Portuguese Cuisine 101:
An Introduction to the food of Alentejo
Replete with everything from seafood to sweets, the cuisine of Portugal’s Alentejo region has more than enough diversity to satisfy your palate—and more than enough salted cod to challenge it, too.
Garlic, Coriander and Poejo
The basic ingredients of Alentejan cuisine are garlic, fresh coriander and poejo, which is similar to mint but with a very high vitamin content (it takes some getting used to). The Alentejan eating experience begins as soon as you are seated at the table. Olives, bread and a plate of either queijinhos frescos (fresh cheeses) or queijo seco (dry cheese) are served instantly. The fresh cheese is a curd and is eaten with a sprinkling of salt and pepper with bread. The dry cheese varies in age and can be as soft as cheddar or as hard as parmesan. Be careful not to fill up on these tempting appetizers or you won’t have room for the meal itself!

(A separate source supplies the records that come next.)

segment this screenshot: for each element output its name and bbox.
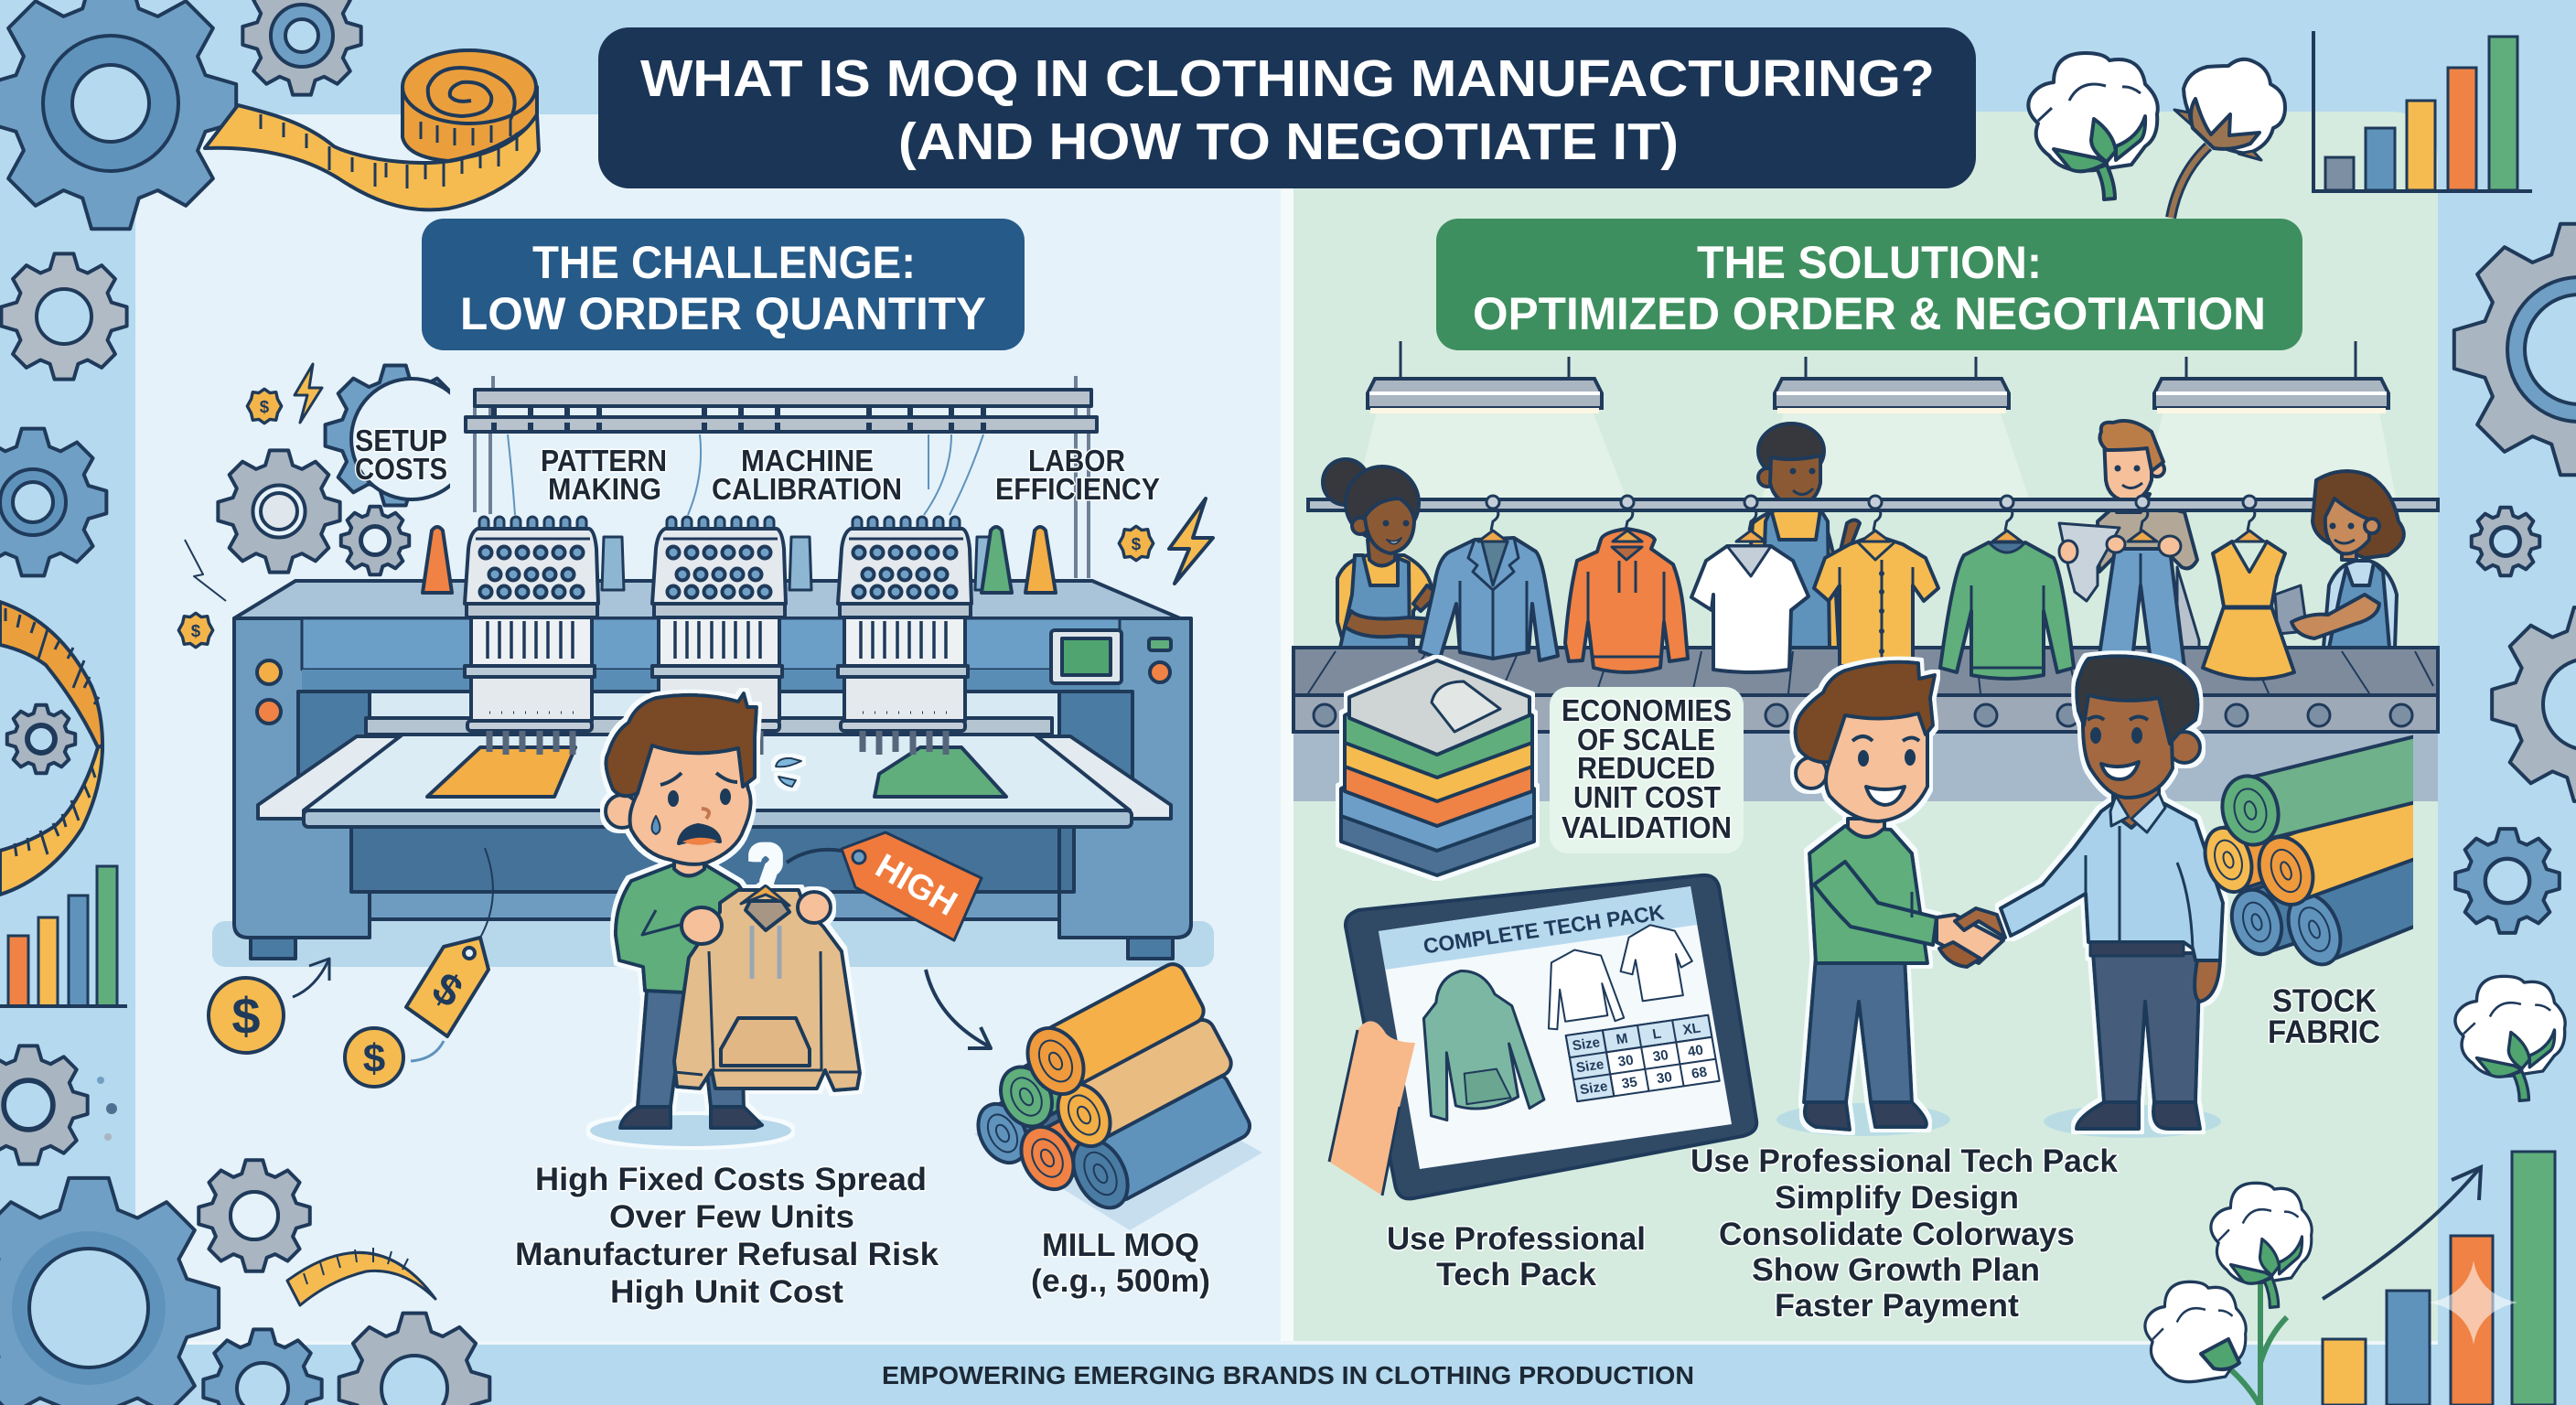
workers in front of the rod (1323, 459, 2404, 648)
panel heading: the solution: THE SOLUTION: (1697, 237, 2042, 288)
text: challenge points: High Fixed Costs Spread (535, 1162, 927, 1197)
panel heading: the challenge: THE CHALLENGE: (532, 237, 916, 288)
tablet with tech pack: 30 (1652, 1047, 1669, 1065)
text: mill moq (1031, 1228, 1210, 1299)
coins, price tag and arrows (209, 848, 991, 1087)
bar chart: top right (2313, 31, 2532, 191)
cotton plant: right edge (2455, 976, 2565, 1100)
machine labels: MACHINE (741, 444, 874, 477)
decorative gears: left edge (0, 0, 489, 1405)
callout: economies of scale: OF SCALE (1577, 723, 1715, 756)
setup cost gears and sparks (178, 364, 1213, 648)
footer tagline: EMPOWERING EMERGING BRANDS IN CLOTHING PRODUCTION (882, 1361, 1694, 1389)
title banner: (AND HOW TO NEGOTIATE IT) (898, 113, 1679, 171)
text: challenge points (515, 1162, 939, 1310)
tablet with tech pack: Size (1579, 1078, 1609, 1098)
callout: economies of scale: ECONOMIES (1562, 693, 1732, 727)
coins, price tag and arrows: $ (424, 963, 470, 1017)
machine labels: CALIBRATION (712, 472, 902, 506)
text: use professional tech pack (1387, 1221, 1646, 1292)
text: use professional tech pack: Use Professional (1387, 1221, 1646, 1257)
measuring tape: left edge ring (0, 602, 102, 895)
garment rod (1308, 499, 2438, 510)
measuring tape: bottom left (287, 1248, 435, 1305)
panel heading: the challenge: LOW ORDER QUANTITY (460, 288, 986, 339)
embroidery machine (212, 376, 1214, 967)
tablet with tech pack: 30 (1656, 1069, 1673, 1087)
title banner: WHAT IS MOQ IN CLOTHING MANUFACTURING? (640, 49, 1935, 108)
text: negotiation tactics: Show Growth Plan (1752, 1252, 2040, 1288)
callout: economies of scale: UNIT COST (1573, 780, 1721, 814)
conveyor belt (1293, 648, 2438, 801)
panel heading: the solution (1436, 219, 2302, 350)
workers behind the rod (1743, 421, 2199, 648)
factory lamps (1354, 341, 2397, 503)
bar chart: left edge (0, 866, 127, 1006)
tablet with tech pack: 30 (1616, 1053, 1635, 1070)
hanging garments (1420, 496, 2294, 679)
machine labels: EFFICIENCY (995, 472, 1160, 506)
text: challenge points: High Unit Cost (610, 1274, 843, 1310)
machine labels: COSTS (355, 452, 447, 486)
machine labels: MAKING (548, 472, 661, 506)
text: challenge points: Manufacturer Refusal Risk (515, 1237, 939, 1272)
panel heading: the solution: OPTIMIZED ORDER & NEGOTIATION (1473, 288, 2266, 339)
title banner (598, 27, 1976, 188)
growth chart with arrow: bottom right (2323, 1152, 2555, 1405)
fabric rolls: mill (969, 958, 1262, 1230)
tablet with tech pack: 68 (1690, 1065, 1708, 1082)
text: negotiation tactics: Faster Payment (1775, 1288, 2019, 1324)
text: stock fabric: STOCK (2272, 983, 2377, 1019)
text: mill moq: MILL MOQ (1042, 1228, 1199, 1263)
fabric rolls: stock (2203, 735, 2413, 966)
folded garment stack (1341, 660, 1534, 875)
text: mill moq: (e.g., 500m) (1031, 1263, 1210, 1299)
text: negotiation tactics (1690, 1143, 2119, 1324)
cotton plants: top right (2028, 53, 2285, 218)
measuring tape: top left (205, 50, 539, 209)
price tag: high: HIGH (869, 847, 963, 924)
coins, price tag and arrows: $ (363, 1036, 385, 1081)
tablet with tech pack: Size (1575, 1056, 1605, 1076)
cotton plant: bottom right (2145, 1183, 2312, 1405)
machine labels: LABOR (1028, 444, 1125, 477)
panel heading: the challenge (422, 219, 1025, 350)
machine labels: SETUP (355, 424, 447, 457)
text: use professional tech pack: Tech Pack (1436, 1257, 1597, 1292)
tablet with tech pack: Size (1571, 1035, 1601, 1054)
tablet with tech pack: L (1651, 1026, 1662, 1043)
text: negotiation tactics: Use Professional Tech Pack (1690, 1143, 2119, 1179)
tablet with tech pack: COMPLETE TECH PACK (1422, 900, 1666, 958)
machine labels (355, 424, 1160, 506)
text: stock fabric: FABRIC (2268, 1014, 2380, 1050)
coins, price tag and arrows: $ (231, 987, 261, 1045)
callout: economies of scale: REDUCED (1577, 751, 1715, 785)
tablet with tech pack: 35 (1621, 1074, 1639, 1092)
machine labels: PATTERN (541, 444, 667, 477)
tablet with tech pack: 40 (1687, 1043, 1704, 1060)
text: challenge points: Over Few Units (609, 1199, 854, 1235)
callout: economies of scale: VALIDATION (1562, 810, 1732, 844)
tablet with tech pack: M (1615, 1031, 1629, 1047)
tablet with tech pack: XL (1681, 1020, 1701, 1038)
text: stock fabric (2268, 983, 2380, 1050)
tablet with tech pack (1329, 875, 1756, 1198)
text: negotiation tactics: Consolidate Colorways (1719, 1217, 2075, 1252)
text: negotiation tactics: Simplify Design (1775, 1180, 2019, 1216)
decorative gears: right edge (2454, 224, 2576, 933)
worried customer holding hoodie (590, 693, 860, 1146)
callout: economies of scale (1550, 687, 1744, 853)
handshake: brand owner and manufacturer (1776, 656, 2223, 1138)
price tag: high (787, 832, 982, 940)
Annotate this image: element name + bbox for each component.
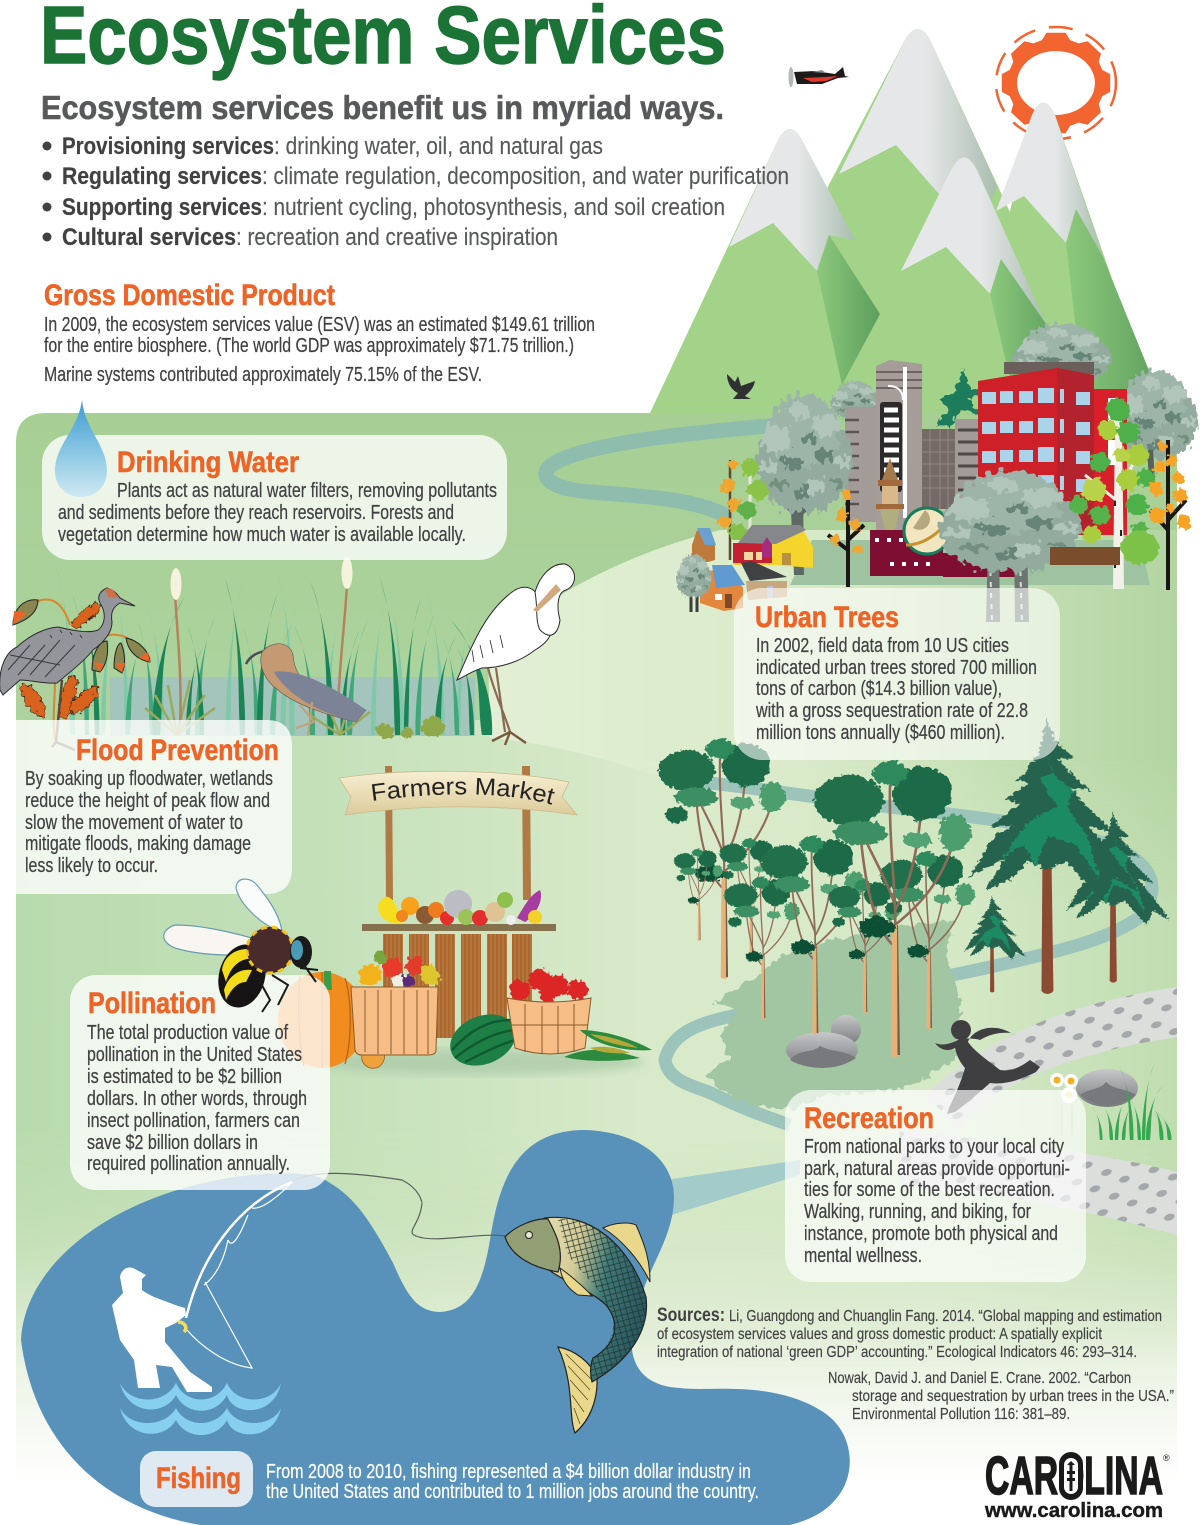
gum tree 7 [880,852,975,1029]
body text: for the entire biosphere. (The world GDP was approximately $71.75 trillion.) [44,335,574,357]
tree: back left [830,381,880,420]
tan spiky plant [145,680,370,735]
fishing label: Fishing [156,1462,241,1495]
sources: Environmental Pollution 116: 381–89. [852,1406,1070,1423]
bullet: provisioning: Provisioning services [62,133,274,160]
fisherman silhouette [112,1267,212,1392]
bullet: regulating: : climate regulation, decomposition, and water purification [262,163,789,190]
gum tree 6 [829,880,899,1013]
logo: Carolina: ® [1163,1453,1170,1463]
town [676,324,1198,622]
mountain: tall centre [700,29,1100,430]
wetland grasses [54,559,492,735]
bullet: provisioning [42,133,603,160]
heading: Urban Trees [755,601,899,634]
shrub and wall [1050,531,1159,565]
scales [558,1219,647,1382]
bullet: cultural: Cultural services [62,224,236,251]
panel: fishing [140,1451,759,1507]
bullet: regulating: Regulating services [62,163,262,190]
body text: instance, promote both physical and [804,1223,1058,1245]
fishing label [140,1451,253,1507]
body text: slow the movement of water to [25,812,243,834]
bullet: regulating [42,163,789,190]
rocks [786,1015,1138,1107]
watermelon [442,1005,524,1075]
bee thorax [247,927,293,973]
mountain: left [650,129,880,420]
panel: drinking water [42,400,507,560]
sign text: Farmers Market [372,778,555,804]
wetland water [110,677,475,736]
grass tuft [1092,1063,1172,1140]
corn [564,1030,652,1061]
tree: orange right [1149,440,1191,590]
stall slats [383,934,532,1038]
heading: Drinking Water [117,446,299,479]
house: dark roof [741,561,787,600]
trees: pines [964,715,1169,994]
body text: Plants act as natural water filters, removing pollutants [117,480,497,502]
body text: pollination in the United States [87,1044,302,1066]
cattails [170,557,352,725]
panel: flood prevention [16,720,292,894]
river: upper [546,424,790,515]
runner [935,1020,1040,1114]
tree: right grey [1113,371,1198,480]
building: side [845,407,876,522]
body text: mental wellness. [804,1245,922,1267]
seed clumps [376,717,445,738]
river: lower [665,1160,800,1217]
heading: Recreation [804,1102,934,1135]
market stall [330,766,644,1078]
pumpkin and gourd [278,971,385,1068]
mountain: front [840,158,1075,420]
tree: orange middle [828,490,864,587]
tail [558,1347,597,1433]
bee wing lower [164,925,274,955]
map-shaped ground shadow [705,920,960,1110]
body text: Marine systems contributed approximately 75.15% of the ESV. [44,364,482,386]
wetland [0,557,575,750]
land background [16,413,1177,1525]
body text [87,1022,307,1175]
tree: small grey [676,554,712,612]
fishing text: the United States and contributed to 1 million jobs around the country. [266,1481,759,1503]
daisies [1050,1073,1078,1135]
ibis [246,644,366,735]
heading: Pollination [88,987,216,1020]
gum tree 8 [814,761,971,1057]
body text: insect pollination, farmers can [87,1110,300,1132]
pectoral fin [560,1268,592,1296]
pine: large [968,715,1141,994]
bullet list [42,133,789,251]
ground shadow [315,1049,645,1075]
building: brown block [922,429,956,509]
panel: pollination [70,975,330,1190]
pine: small left [964,895,1026,992]
bullet: supporting: Supporting services [62,194,262,221]
body text: By soaking up floodwater, wetlands [25,768,273,790]
body text [804,1136,1070,1267]
body text: reduce the height of peak flow and [25,790,270,812]
waves [120,1383,281,1435]
building: maroon [870,530,1015,577]
basket: right [507,969,591,1054]
body text: million tons annually ($460 million). [756,722,1005,744]
icon: airplane [788,67,849,87]
rod line loops [187,1182,292,1368]
tree: orange and birch left [719,459,768,560]
head [505,1219,560,1272]
bee [164,879,318,1013]
sources: Sources: [657,1305,725,1326]
house: blue roof left [692,528,716,562]
body text: In 2009, the ecosystem services value (ESV) was an estimated $149.61 trillion [44,314,595,336]
building: red [978,362,1127,535]
gum tree 3 [719,838,781,954]
body text: vegetation determine how much water is available locally. [58,524,466,546]
mountains [650,29,1170,430]
body text: indicated urban trees stored 700 million [756,657,1037,679]
house: orange with blue roof [700,565,745,611]
field: middle [16,720,1177,1328]
body text: save $2 billion dollars in [87,1132,258,1154]
body text: mitigate floods, making damage [25,833,251,855]
body text: In 2002, field data from 10 US cities [756,635,1009,657]
bullet: provisioning: : drinking water, oil, and natural gas [274,133,603,160]
gum tree 5 [761,836,866,1035]
logo: Carolina [984,1446,1170,1522]
eye [526,1232,532,1238]
stall posts [385,766,531,900]
trees: gum forest [658,739,975,1057]
bullet: supporting: : nutrient cycling, photosynthesis, and soil creation [262,194,725,221]
sources [657,1305,1174,1423]
fishing text [266,1461,759,1503]
sources: Nowak, David J. and Daniel E. Crane. 2002. “Carbon [828,1370,1131,1387]
stone path [900,987,1177,1235]
body text: park, natural areas provide opportuni- [804,1158,1070,1180]
fish [505,1217,650,1433]
tree: left grey [755,394,853,575]
houses: red and yellow [733,525,813,568]
basket: left [351,952,440,1055]
dorsal fin [603,1223,650,1282]
body text: is estimated to be $2 billion [87,1066,282,1088]
bee eye [291,940,303,960]
body text: and sediments before they reach reservoirs. Forests and [58,502,454,524]
river: forest [665,782,1152,1125]
bullet: cultural: : recreation and creative inspiration [236,224,558,251]
panel: recreation [785,1090,1086,1282]
fishing text: From 2008 to 2010, fishing represented a $4 billion dollar industry in [266,1461,751,1483]
orange marsh plant [13,599,150,740]
body text: The total production value of [87,1022,288,1044]
body text: less likely to occur. [25,855,158,877]
tree: conifer [935,368,985,428]
heading: Gross Domestic Product [44,279,335,312]
icon: bird [727,374,755,399]
crane [0,588,135,750]
sun [996,27,1116,139]
fishing line [292,1173,506,1239]
shelf [362,924,556,931]
subtitle: Ecosystem services benefit us in myriad ways. [41,89,724,126]
panel: urban trees [734,588,1060,760]
body text: Walking, running, and biking, for [804,1201,1031,1223]
reel [178,1322,186,1332]
globe [904,508,952,554]
body text: tons of carbon ($14.3 billion value), [756,678,1002,700]
building: right tower [955,419,978,504]
bee head [290,936,312,968]
body text: From national parks to your local city [804,1136,1064,1158]
tree: birch [1069,398,1155,589]
water [21,1130,850,1525]
pagoda [876,458,904,530]
body text: ties for some of the best recreation. [804,1179,1055,1201]
pine: right [1066,810,1169,983]
sources: of ecosystem services values and gross domestic product: A spatially explicit [657,1326,1103,1343]
mountain: right [960,102,1170,430]
fishing rod [186,1182,292,1318]
tree: front grey [938,471,1082,622]
logo snake emblem [1059,1452,1083,1500]
body text [58,480,497,546]
bee wing upper [236,879,282,932]
bee legs [258,965,318,1012]
gum tree 1 [658,739,786,979]
bee abdomen [212,939,272,1013]
body text [25,768,273,877]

More Delicious Than its Description
Vegetables are often taken in the form of soup and are frequently developed into a main dish. The most famous of the Alentejana soups is the açorda, made with stale bread in a flavourful broth of water, olive oil, salt, garlic and fresh coriander topped with a poached egg and if desired, a slab of bacalhau (salted cod) on the side. You will enjoy the soup’s rich flavour more than its description! The seafood açorda is another appetizing alternative, itself the main course.
Portugal’s National Dish
This brings us to the sensitive topic of bacalhau, or salted cod. This dried and preserved fish is Portugal’s national food—which is hard to believe, considering that cod lives not in Portuguese waters but in those of Canada and the United States. The origin of bacalhau dates back to the age of discovery when the Portuguese ruled the high seas. The sailors, in need of non-perishable food, discovered on their journeys to the New World cod’s versatility as a welcome addition to their meagre diet. Today, cod is an omnipresent dish in Portuguese homes and restaurants, and is said to be prepared in 365 ways, one for each day of the year! Salted cod is an acquired taste, whichever way it is prepared, but you cannot leave Portugal without at least trying one version. No need to worry though—bacalhau is not the only fish on the menu. The Alentejo receives excellent fresh seafood from the coast several times a week.
Meat Lovers Welcome
Meat lovers are also welcome in this region. The Alentejo is a land of sheep and goats, so borrego (lamb) and cabrito (kid) appear on all menus prepared in several succulent ways. One of the most renowned regional dishes is the Carne de Porco a Alentejana to satisfy the lover of both meat and seafood. This unlikely, but fabulous, dish includes marinated pork stewed with clams. Alentejana cuisine is simple but hearty fare, using only the freshest of ingredients (except for the bacalhau!) that results in mouth-watering dishes. We recommend that you request food prepared with little salt. As bacalhau confirms, the Portuguese love their salt!
Portugal’s Sweet Tooth
The Portuguese have an insatiable appetite for extra-sweet desserts, and the Alentejanos are no exception. The main ingredients are gemas (egg yolks), sugar, and almonds dusted with canela (cinnamon). The origin of gemas in desserts comes from the monks’ winemaking process—they used egg whites to refine the impurities of their wine, leaving all the yolks. Hence the birth of the “nun’s tummy,” one of the many dishes requiring up to 24 egg yolks! Another favourite, tiborna, is a kind of cake made with the same ingredients, but which resembles a nest of angel hair studded with cherries. If you have a sweet tooth and no fear of cholesterol, you should try either or both of them. Leaving the gemas behind, the Alentejo introduces us to another unusual sweet, the ameixas d’Elvas. Otherwise known as the Elvas Plum, this is the ultimate after-dinner treat. The incredibly laborious recipe of candying plums remains a traditional craft continued by the Conservas Rainha Santa.